In late January, 2020, during the SARS-CoV-2 outbreak in Wuhan, China, the Chinese government halted nearly all transit to and from the city. The United States government began arranging for American diplomats and citizens to be evacuated from the area through the use of charter flights. Starting on February 5, 2020, more than 350 Americans were flown to the United States where they would begin a two-week quarantine protocol to ensure they were not infected. The first 195 Americans to arrive from Wuhan were housed at Travis Air Force Base in Fairfield, California. Other American evacuees were flown to Marine Corps Air Station Miramar in San Diego, California. Camp Ashland was selected as one of the quarantine sites by the Centers for Disease Control (CDC) due to the close proximity of the University of Nebraska Medical Center National Quarantine Center and Nebraska Biocontainment Unit (NBU). The NBU first gained international attention for the care of patients during the 2014 Ebola outbreak.

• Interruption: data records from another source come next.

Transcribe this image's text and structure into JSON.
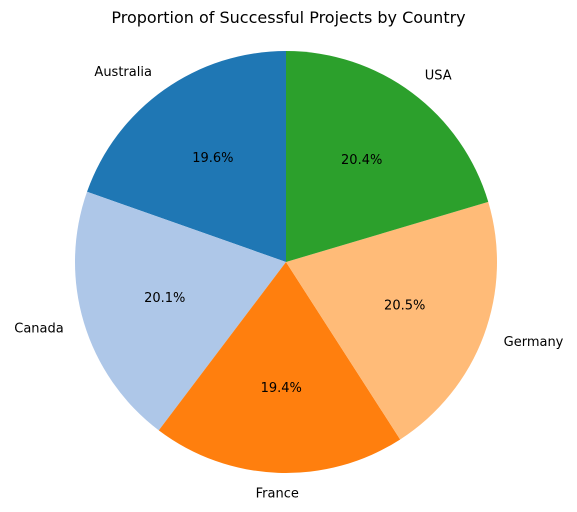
{
  "chart_data": {
    "type": "pie",
    "title": "Proportion of Successful Projects by Country",
    "start_angle_deg": 90,
    "direction": "counterclockwise",
    "slices": [
      {
        "label": "Australia",
        "percent": 19.6,
        "percent_label": "19.6%",
        "color": "#1f77b4"
      },
      {
        "label": "Canada",
        "percent": 20.1,
        "percent_label": "20.1%",
        "color": "#aec7e8"
      },
      {
        "label": "France",
        "percent": 19.4,
        "percent_label": "19.4%",
        "color": "#ff7f0e"
      },
      {
        "label": "Germany",
        "percent": 20.5,
        "percent_label": "20.5%",
        "color": "#ffbb78"
      },
      {
        "label": "USA",
        "percent": 20.4,
        "percent_label": "20.4%",
        "color": "#2ca02c"
      }
    ]
  }
}
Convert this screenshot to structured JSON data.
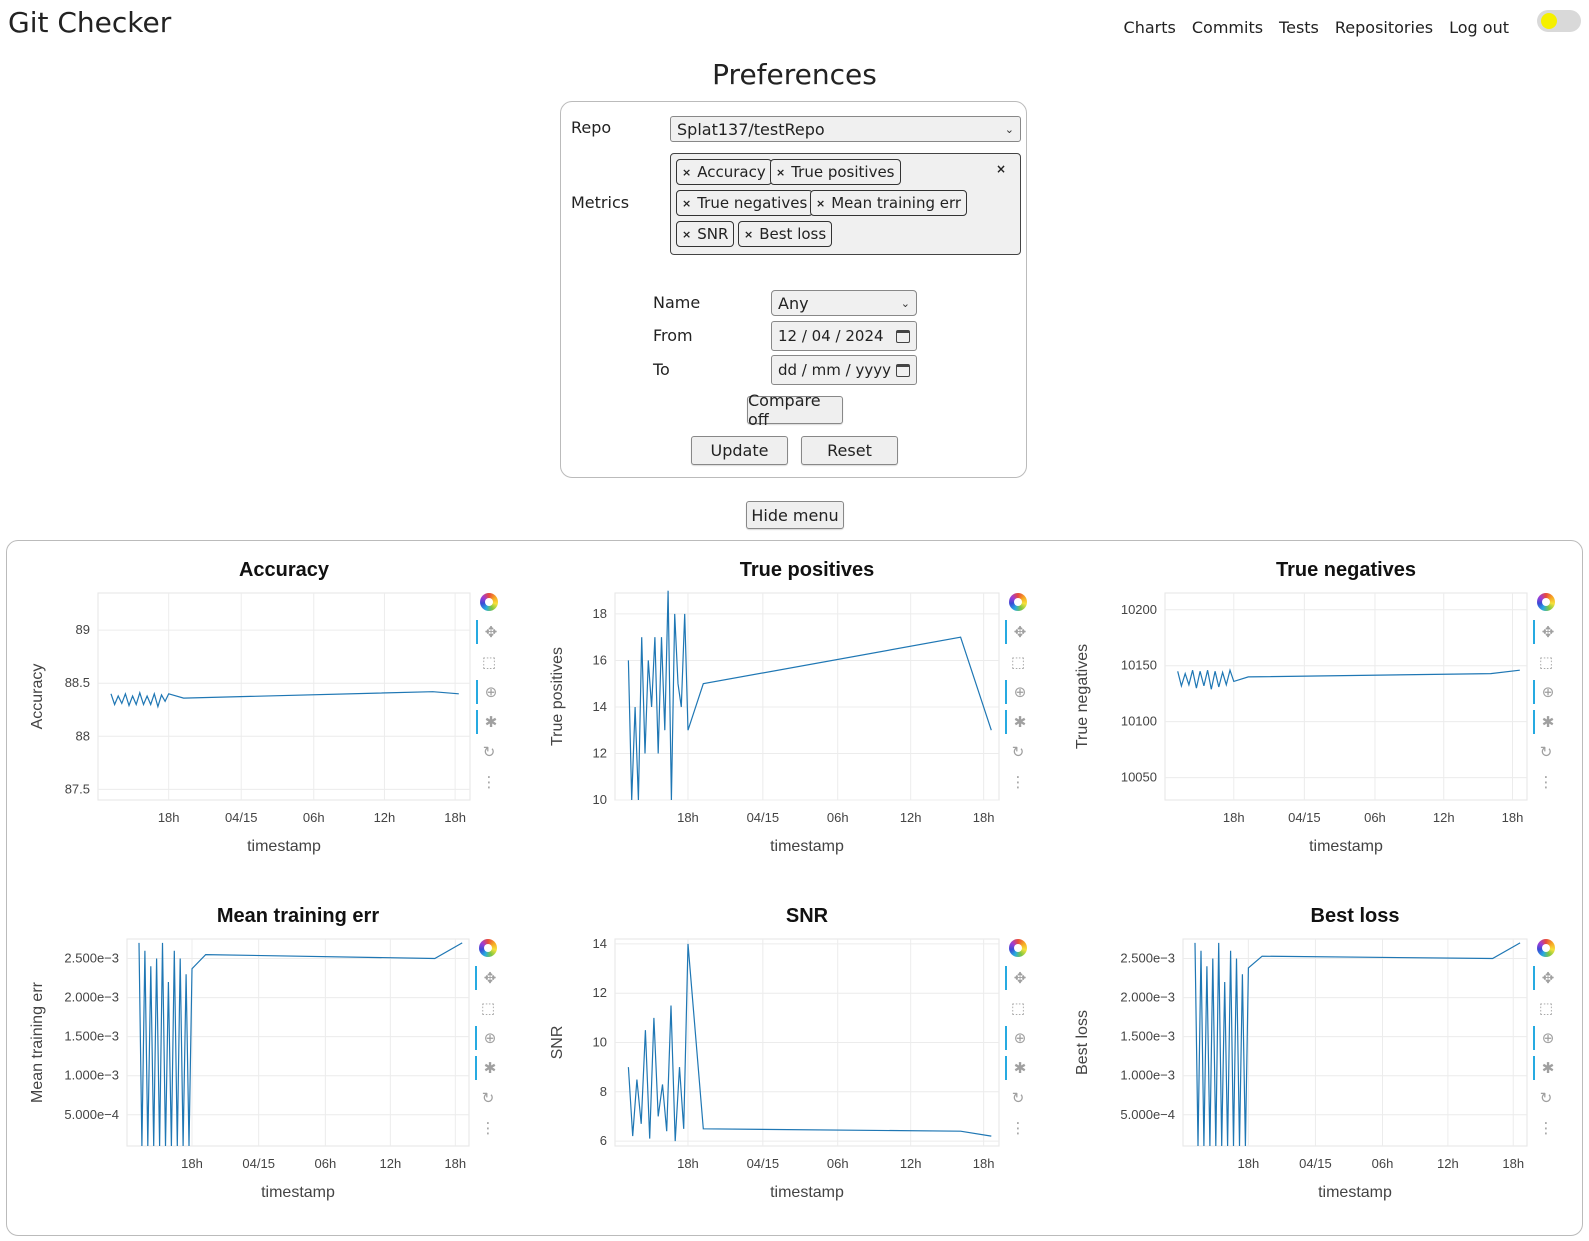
{
  "app": {
    "title": "Git Checker"
  },
  "nav": {
    "items": [
      "Charts",
      "Commits",
      "Tests",
      "Repositories",
      "Log out"
    ]
  },
  "colors": {
    "line": "#1f77b4",
    "toggle_knob": "#f5f000",
    "toolbar_active": "#26aae1"
  },
  "preferences": {
    "title": "Preferences",
    "repo_label": "Repo",
    "repo_value": "Splat137/testRepo",
    "metrics_label": "Metrics",
    "metrics_tags": [
      "Accuracy",
      "True positives",
      "True negatives",
      "Mean training err",
      "SNR",
      "Best loss"
    ],
    "tag_remove_glyph": "×",
    "clear_glyph": "×",
    "name_label": "Name",
    "name_value": "Any",
    "from_label": "From",
    "from_value": "12 / 04 / 2024",
    "to_label": "To",
    "to_placeholder": "dd / mm / yyyy",
    "compare_button": "Compare off",
    "update_button": "Update",
    "reset_button": "Reset"
  },
  "hide_menu_button": "Hide menu",
  "toolbar_icons": [
    "bokeh-logo-icon",
    "pan-icon",
    "box-zoom-icon",
    "wheel-zoom-icon",
    "hover-icon",
    "reset-icon",
    "more-icon"
  ],
  "chart_data": [
    {
      "type": "line",
      "title": "Accuracy",
      "xlabel": "timestamp",
      "ylabel": "Accuracy",
      "x_ticks": [
        "18h",
        "04/15",
        "06h",
        "12h",
        "18h"
      ],
      "y_ticks": [
        "87.5",
        "88",
        "88.5",
        "89"
      ],
      "ylim": [
        87.4,
        89.35
      ],
      "grid": true,
      "series": [
        {
          "values": [
            88.4,
            88.3,
            88.38,
            88.31,
            88.4,
            88.29,
            88.38,
            88.3,
            88.41,
            88.3,
            88.38,
            88.3,
            88.4,
            88.28,
            88.39,
            88.33,
            88.4,
            88.36,
            88.42,
            88.4
          ]
        }
      ]
    },
    {
      "type": "line",
      "title": "True positives",
      "xlabel": "timestamp",
      "ylabel": "True positives",
      "x_ticks": [
        "18h",
        "04/15",
        "06h",
        "12h",
        "18h"
      ],
      "y_ticks": [
        "10",
        "12",
        "14",
        "16",
        "18"
      ],
      "ylim": [
        10,
        18.9
      ],
      "grid": true,
      "series": [
        {
          "values": [
            16,
            10,
            14,
            10,
            17,
            12,
            16,
            14,
            17,
            12,
            17,
            13,
            19,
            10,
            18,
            15,
            14,
            18,
            13,
            15,
            17,
            13
          ]
        }
      ]
    },
    {
      "type": "line",
      "title": "True negatives",
      "xlabel": "timestamp",
      "ylabel": "True negatives",
      "x_ticks": [
        "18h",
        "04/15",
        "06h",
        "12h",
        "18h"
      ],
      "y_ticks": [
        "10050",
        "10100",
        "10150",
        "10200"
      ],
      "ylim": [
        10030,
        10215
      ],
      "grid": true,
      "series": [
        {
          "values": [
            10145,
            10132,
            10143,
            10133,
            10146,
            10130,
            10145,
            10132,
            10146,
            10129,
            10145,
            10131,
            10144,
            10133,
            10146,
            10136,
            10140,
            10143,
            10146
          ]
        }
      ]
    },
    {
      "type": "line",
      "title": "Mean training err",
      "xlabel": "timestamp",
      "ylabel": "Mean training err",
      "x_ticks": [
        "18h",
        "04/15",
        "06h",
        "12h",
        "18h"
      ],
      "y_ticks": [
        "5.000e−4",
        "1.000e−3",
        "1.500e−3",
        "2.000e−3",
        "2.500e−3"
      ],
      "ylim": [
        0.0001,
        0.00275
      ],
      "grid": true,
      "series": [
        {
          "values": [
            0.0027,
            0.0001,
            0.0026,
            0.0001,
            0.0024,
            0.0001,
            0.0025,
            0.0001,
            0.0027,
            0.0001,
            0.0022,
            0.0001,
            0.0026,
            0.0001,
            0.0025,
            0.0001,
            0.0023,
            0.0001,
            0.00237,
            0.00255,
            0.0025,
            0.0027
          ]
        }
      ]
    },
    {
      "type": "line",
      "title": "SNR",
      "xlabel": "timestamp",
      "ylabel": "SNR",
      "x_ticks": [
        "18h",
        "04/15",
        "06h",
        "12h",
        "18h"
      ],
      "y_ticks": [
        "6",
        "8",
        "10",
        "12",
        "14"
      ],
      "ylim": [
        5.8,
        14.2
      ],
      "grid": true,
      "series": [
        {
          "values": [
            9,
            6.2,
            8.5,
            6.7,
            10.5,
            6.1,
            11,
            7,
            8.3,
            6.4,
            11.5,
            6,
            9,
            6.5,
            14,
            6.5,
            6.4,
            6.2
          ]
        }
      ]
    },
    {
      "type": "line",
      "title": "Best loss",
      "xlabel": "timestamp",
      "ylabel": "Best loss",
      "x_ticks": [
        "18h",
        "04/15",
        "06h",
        "12h",
        "18h"
      ],
      "y_ticks": [
        "5.000e−4",
        "1.000e−3",
        "1.500e−3",
        "2.000e−3",
        "2.500e−3"
      ],
      "ylim": [
        0.0001,
        0.00275
      ],
      "grid": true,
      "series": [
        {
          "values": [
            0.0027,
            0.0001,
            0.0026,
            0.0001,
            0.0024,
            0.0001,
            0.0025,
            0.0001,
            0.0027,
            0.0001,
            0.0022,
            0.0001,
            0.0026,
            0.0001,
            0.0025,
            0.0001,
            0.0023,
            0.0001,
            0.00238,
            0.00253,
            0.0025,
            0.0027
          ]
        }
      ]
    }
  ]
}
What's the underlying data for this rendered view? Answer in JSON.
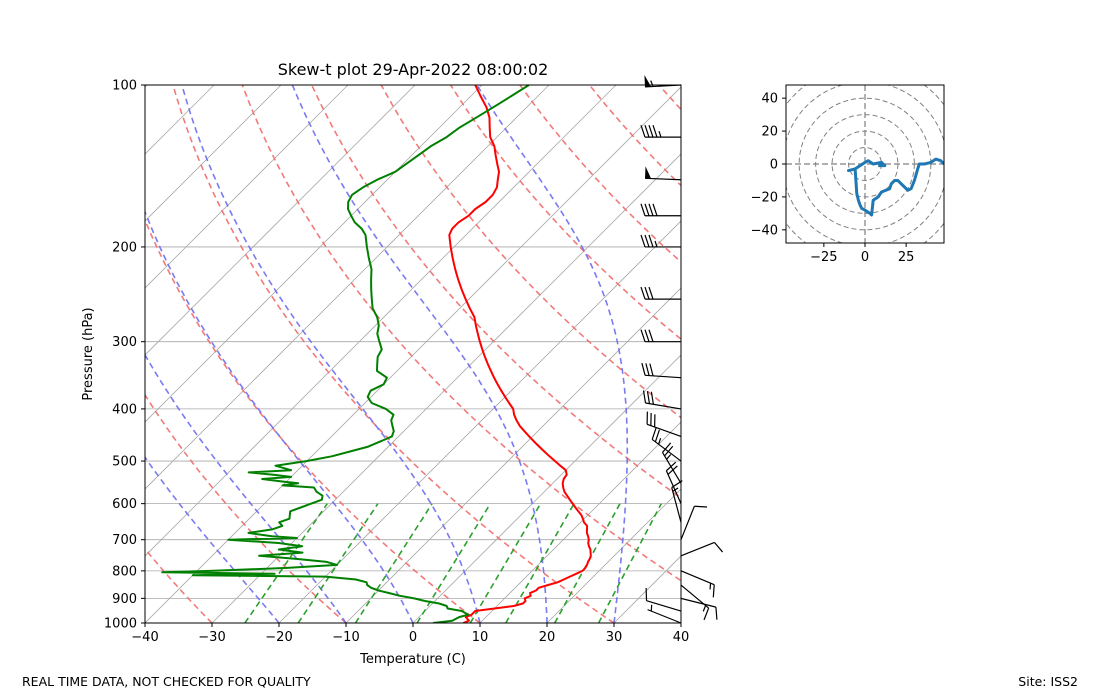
{
  "footer": {
    "left_note": "REAL TIME DATA, NOT CHECKED FOR QUALITY",
    "right_note": "Site: ISS2"
  },
  "colors": {
    "temperature": "#ff0000",
    "dewpoint": "#008000",
    "dry_adiabat": "#f06b6b",
    "moist_adiabat": "#6b6bf0",
    "mixing_ratio": "#2ca02c",
    "isotherm": "#a9a9a9",
    "hodograph": "#1f77b4",
    "hodo_rings": "#808080"
  },
  "chart_data": [
    {
      "type": "line",
      "title": "Skew-t plot 29-Apr-2022 08:00:02",
      "xlabel": "Temperature (C)",
      "ylabel": "Pressure (hPa)",
      "xlim": [
        -40,
        40
      ],
      "ylim": [
        1000,
        100
      ],
      "y_scale": "log",
      "x_ticks": [
        "−40",
        "−30",
        "−20",
        "−10",
        "0",
        "10",
        "20",
        "30",
        "40"
      ],
      "x_tick_values": [
        -40,
        -30,
        -20,
        -10,
        0,
        10,
        20,
        30,
        40
      ],
      "y_ticks": [
        "100",
        "200",
        "300",
        "400",
        "500",
        "600",
        "700",
        "800",
        "900",
        "1000"
      ],
      "y_tick_values": [
        100,
        200,
        300,
        400,
        500,
        600,
        700,
        800,
        900,
        1000
      ],
      "grid": true,
      "series": [
        {
          "key": "temperature",
          "p": [
            1000,
            990,
            975,
            965,
            950,
            940,
            930,
            920,
            910,
            900,
            890,
            880,
            870,
            860,
            850,
            840,
            830,
            820,
            810,
            800,
            790,
            780,
            770,
            760,
            750,
            740,
            730,
            720,
            710,
            700,
            690,
            680,
            670,
            660,
            650,
            640,
            630,
            620,
            610,
            600,
            590,
            580,
            570,
            560,
            550,
            540,
            530,
            520,
            510,
            500,
            490,
            480,
            470,
            460,
            450,
            440,
            430,
            420,
            410,
            400,
            390,
            380,
            370,
            360,
            350,
            340,
            330,
            320,
            310,
            300,
            290,
            280,
            270,
            260,
            250,
            240,
            230,
            220,
            210,
            200,
            190,
            185,
            180,
            175,
            170,
            165,
            160,
            155,
            150,
            145,
            140,
            135,
            130,
            125,
            120,
            115,
            110,
            105,
            100
          ],
          "t": [
            7.5,
            8.0,
            7.0,
            7.5,
            7.5,
            10.0,
            12.5,
            13.5,
            13.5,
            13.0,
            13.5,
            13.0,
            13.5,
            13.5,
            14.5,
            15.5,
            16.0,
            16.5,
            17.0,
            17.5,
            17.5,
            17.3,
            17.0,
            16.8,
            16.5,
            16.0,
            15.5,
            14.8,
            14.2,
            13.8,
            13.2,
            12.5,
            12.0,
            11.5,
            10.5,
            9.8,
            9.0,
            8.0,
            7.0,
            6.0,
            5.0,
            4.0,
            3.0,
            2.2,
            1.5,
            1.0,
            0.8,
            0.0,
            -1.5,
            -3.0,
            -4.5,
            -6.0,
            -7.5,
            -9.0,
            -10.5,
            -12.0,
            -13.5,
            -14.8,
            -16.0,
            -17.0,
            -18.5,
            -20.0,
            -21.5,
            -23.0,
            -24.5,
            -26.0,
            -27.5,
            -29.0,
            -30.5,
            -32.0,
            -33.5,
            -35.0,
            -36.5,
            -38.5,
            -40.5,
            -42.5,
            -44.5,
            -46.5,
            -48.5,
            -50.5,
            -52.5,
            -53.0,
            -53.0,
            -52.5,
            -52.5,
            -52.0,
            -52.0,
            -52.5,
            -53.5,
            -54.5,
            -56.0,
            -57.5,
            -59.0,
            -61.0,
            -62.5,
            -64.0,
            -66.0,
            -68.5,
            -71.0
          ]
        },
        {
          "key": "dewpoint",
          "p": [
            1000,
            990,
            975,
            965,
            950,
            940,
            930,
            920,
            910,
            900,
            890,
            880,
            870,
            860,
            850,
            840,
            830,
            820,
            815,
            810,
            805,
            800,
            790,
            780,
            770,
            760,
            750,
            740,
            730,
            720,
            710,
            700,
            695,
            690,
            680,
            670,
            660,
            650,
            640,
            630,
            620,
            610,
            600,
            590,
            580,
            570,
            560,
            555,
            550,
            545,
            540,
            535,
            530,
            525,
            520,
            510,
            500,
            490,
            480,
            470,
            460,
            450,
            440,
            430,
            420,
            410,
            400,
            390,
            380,
            370,
            360,
            350,
            340,
            330,
            320,
            310,
            300,
            290,
            280,
            270,
            260,
            250,
            240,
            230,
            220,
            210,
            200,
            190,
            185,
            180,
            175,
            170,
            165,
            160,
            155,
            150,
            145,
            140,
            135,
            130,
            125,
            120,
            115,
            110,
            105,
            100
          ],
          "t": [
            3.0,
            5.5,
            6.0,
            7.0,
            5.5,
            3.0,
            2.5,
            1.0,
            -1.5,
            -3.5,
            -6.0,
            -8.0,
            -10.0,
            -11.5,
            -12.5,
            -13.0,
            -15.0,
            -20.0,
            -40.0,
            -28.0,
            -45.0,
            -38.0,
            -27.0,
            -20.0,
            -22.0,
            -27.0,
            -33.0,
            -27.0,
            -31.0,
            -28.0,
            -32.0,
            -40.0,
            -30.0,
            -34.0,
            -38.0,
            -35.0,
            -34.0,
            -35.0,
            -34.0,
            -34.5,
            -35.0,
            -34.0,
            -33.0,
            -32.0,
            -32.5,
            -34.0,
            -35.0,
            -40.0,
            -38.0,
            -41.0,
            -44.0,
            -40.0,
            -43.0,
            -47.0,
            -41.0,
            -44.0,
            -40.0,
            -37.0,
            -35.0,
            -33.0,
            -32.0,
            -31.0,
            -31.5,
            -32.5,
            -33.5,
            -34.0,
            -36.0,
            -39.0,
            -40.5,
            -41.0,
            -40.0,
            -40.5,
            -43.0,
            -44.0,
            -45.0,
            -45.5,
            -47.0,
            -48.5,
            -49.5,
            -51.0,
            -53.0,
            -54.5,
            -56.0,
            -57.5,
            -59.0,
            -61.0,
            -63.0,
            -65.0,
            -66.5,
            -68.5,
            -70.0,
            -71.5,
            -72.5,
            -73.0,
            -72.5,
            -71.5,
            -70.0,
            -69.5,
            -69.0,
            -68.5,
            -67.5,
            -67.0,
            -66.0,
            -65.0,
            -64.0,
            -63.0
          ]
        }
      ],
      "wind_barbs": {
        "units": "knots",
        "p": [
          1000,
          950,
          900,
          850,
          800,
          750,
          700,
          650,
          600,
          550,
          500,
          450,
          400,
          350,
          300,
          250,
          200,
          175,
          150,
          125,
          100
        ],
        "u": [
          -5,
          -10,
          8,
          12,
          12,
          10,
          4,
          -4,
          -8,
          -12,
          -20,
          -28,
          -30,
          -30,
          -32,
          -32,
          -35,
          -40,
          -50,
          -45,
          -55
        ],
        "v": [
          2,
          3,
          -2,
          -10,
          -5,
          4,
          10,
          15,
          18,
          20,
          15,
          10,
          5,
          2,
          0,
          0,
          0,
          0,
          2,
          0,
          -3
        ]
      }
    },
    {
      "type": "line",
      "title": "",
      "xlabel": "",
      "ylabel": "",
      "xlim": [
        -48,
        48
      ],
      "ylim": [
        -48,
        48
      ],
      "x_ticks": [
        "−25",
        "0",
        "25"
      ],
      "x_tick_values": [
        -25,
        0,
        25
      ],
      "y_ticks": [
        "−40",
        "−20",
        "0",
        "20",
        "40"
      ],
      "y_tick_values": [
        -40,
        -20,
        0,
        20,
        40
      ],
      "ring_radii": [
        10,
        20,
        30,
        40,
        50,
        60
      ],
      "grid": true,
      "series": [
        {
          "key": "hodograph",
          "u": [
            8,
            12,
            10,
            5,
            2,
            0,
            -3,
            -6,
            -10,
            -6,
            -5,
            -4,
            -3,
            -2,
            0,
            3,
            4,
            5,
            8,
            10,
            15,
            16,
            17,
            18,
            20,
            22,
            24,
            26,
            28,
            30,
            32,
            33,
            36,
            40,
            43,
            46,
            48
          ],
          "v": [
            -1,
            -1,
            1,
            0,
            2,
            1,
            -1,
            -3,
            -4,
            -3,
            -18,
            -22,
            -25,
            -27,
            -28,
            -30,
            -31,
            -22,
            -20,
            -17,
            -15,
            -12,
            -11,
            -10,
            -10,
            -12,
            -14,
            -16,
            -15,
            -10,
            -3,
            0,
            0,
            1,
            3,
            2,
            0
          ]
        }
      ]
    }
  ]
}
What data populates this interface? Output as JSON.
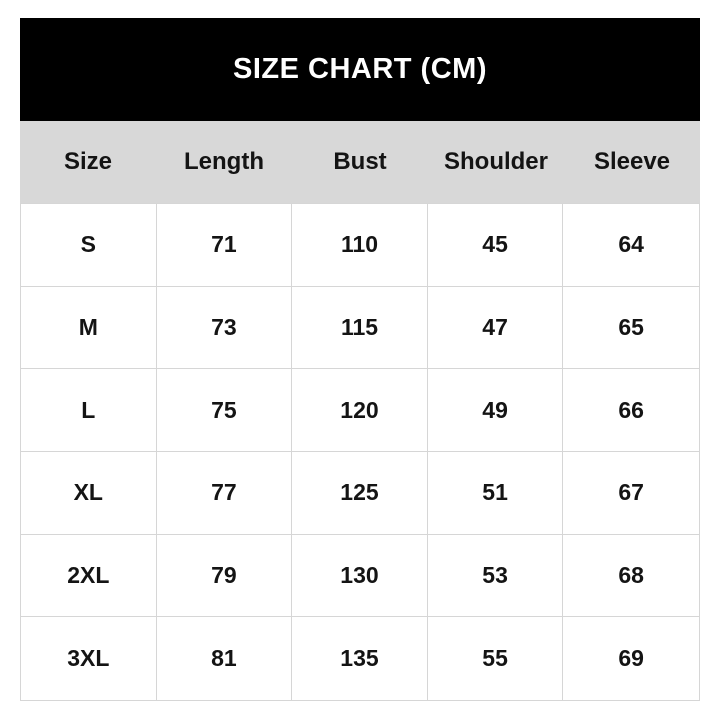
{
  "chart_data": {
    "type": "table",
    "title": "SIZE CHART (CM)",
    "units": "CM",
    "columns": [
      "Size",
      "Length",
      "Bust",
      "Shoulder",
      "Sleeve"
    ],
    "rows": [
      [
        "S",
        "71",
        "110",
        "45",
        "64"
      ],
      [
        "M",
        "73",
        "115",
        "47",
        "65"
      ],
      [
        "L",
        "75",
        "120",
        "49",
        "66"
      ],
      [
        "XL",
        "77",
        "125",
        "51",
        "67"
      ],
      [
        "2XL",
        "79",
        "130",
        "53",
        "68"
      ],
      [
        "3XL",
        "81",
        "135",
        "55",
        "69"
      ]
    ]
  },
  "colors": {
    "title-bg": "#000000",
    "title-text": "#ffffff",
    "header-bg": "#d8d8d8",
    "grid-border": "#d6d6d6",
    "cell-text": "#141414",
    "page-bg": "#ffffff"
  }
}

57 Americans arrived from Wuhan at Eppley Airfield, Omaha, Nebraska on February 7, 2020. Many had been traveling for more than 40 hours, with multiple medical screenings. These passengers were examined by medical staff upon arrival, found to be free of symptoms, and were taken to Camp Ashland at around 10 p.m. that evening to begin their two-week quarantine. During their stay, they were screened twice a day for symptoms. Medical officials working with evacuees at Camp Ashland wore protective gear during the screenings. A building was made available with exercise equipment, and residents were given cell phones for communication. Local and federal officials emphasized that the quarantine was precautionary, and that the 57 persons staying at Camp Ashland were not sick, and had exhibited no symptoms. The quarantined residents were housed separately and had no interaction with Soldiers and employees at Camp Ashland, who continued day-to-day operations at the camp. One female was taken to UNMC as a precaution after developing a cough, but was cleared after testing for the virus came up negative. On February 20, 2020, the end of the 14 day quarantine, none of the 57 quarantined persons had developed the virus, and all were allowed to leave Camp Ashland.